Desde o início de sua atuação, o IFB promove ações de promoção da equidade e combate à violência contra a mulher, tendo sido a instituição da Rede Federal a abrigar a coordenação nacional, por exemplo, do Programa Mulheres Mil, que com uma metodologia especial promovia cursos de formação inicial e continuada especificamente para mulheres abordando também ações de direito, saúde, autoestima e empoderamento feminino.

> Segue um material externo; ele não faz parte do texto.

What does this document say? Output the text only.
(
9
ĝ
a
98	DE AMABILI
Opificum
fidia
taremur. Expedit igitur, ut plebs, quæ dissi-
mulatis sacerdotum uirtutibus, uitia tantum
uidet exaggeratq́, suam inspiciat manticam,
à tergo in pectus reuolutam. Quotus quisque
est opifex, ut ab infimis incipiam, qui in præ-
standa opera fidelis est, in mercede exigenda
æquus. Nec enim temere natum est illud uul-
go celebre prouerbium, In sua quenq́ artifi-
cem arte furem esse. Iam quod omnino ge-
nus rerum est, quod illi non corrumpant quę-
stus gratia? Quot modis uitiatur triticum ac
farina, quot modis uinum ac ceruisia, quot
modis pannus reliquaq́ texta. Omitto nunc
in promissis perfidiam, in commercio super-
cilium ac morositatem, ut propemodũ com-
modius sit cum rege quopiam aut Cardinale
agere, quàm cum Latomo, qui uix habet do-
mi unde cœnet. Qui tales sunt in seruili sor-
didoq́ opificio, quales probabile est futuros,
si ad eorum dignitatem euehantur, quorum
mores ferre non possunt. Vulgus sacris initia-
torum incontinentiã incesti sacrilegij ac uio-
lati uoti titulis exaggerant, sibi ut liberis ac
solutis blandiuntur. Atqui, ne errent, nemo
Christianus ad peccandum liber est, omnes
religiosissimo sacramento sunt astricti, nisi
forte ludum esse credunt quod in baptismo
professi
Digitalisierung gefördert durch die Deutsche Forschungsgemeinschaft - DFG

Outras atividades foram além dos muros da instituição, sendo ofertadas em regiões como a Cidade Estrutural. Uma delas foi a “Tertúlia Literária Dialógica”, que chegou a virar método e livro (Editora do IFB/2015) e envolveu vários campi do IFB.
O curso de Viveiricultora (Campus São Sebastião) é um exemplo de uma atividade continuada que tem um olhar especial para o feminino no campo. Já o Campus Brasília promove há uma década o SER Negra – Semana de Reflexões sobre Negritude, Gênero e Raça. E tem projeto com as mulheres na construção civil (Campus Samambaia), além de colóquios como o Contos de Luas e Lutas dos Saberes Femininos, concurso de redação IFB pela vida das mulheres, projetos com mulheres em situação de rua e curso de doulas.
Na área da Pesquisa, o IFB coordenou o projeto Meninas na Ciência, que em 2018 reuniu em duas oportunidades estudantes de todas as instituições do País que formam a Rede Federal de Educação Profissional, Científica e Tecnologia com o desafio de que elas, em equipes, criassem protótipos de equipamentos que pudessem ser utilizados em salas de aulas para auxiliar estudantes do Ensino Médio nas áreas de Química, Física, Matemática e Biologia. E, neste ano, 100 meninas dos 10 campi do IFB estão participando do Steam Power for Girls, promovido pela Embaixada dos Estados Unidos em parceria com o IFB e a UnB.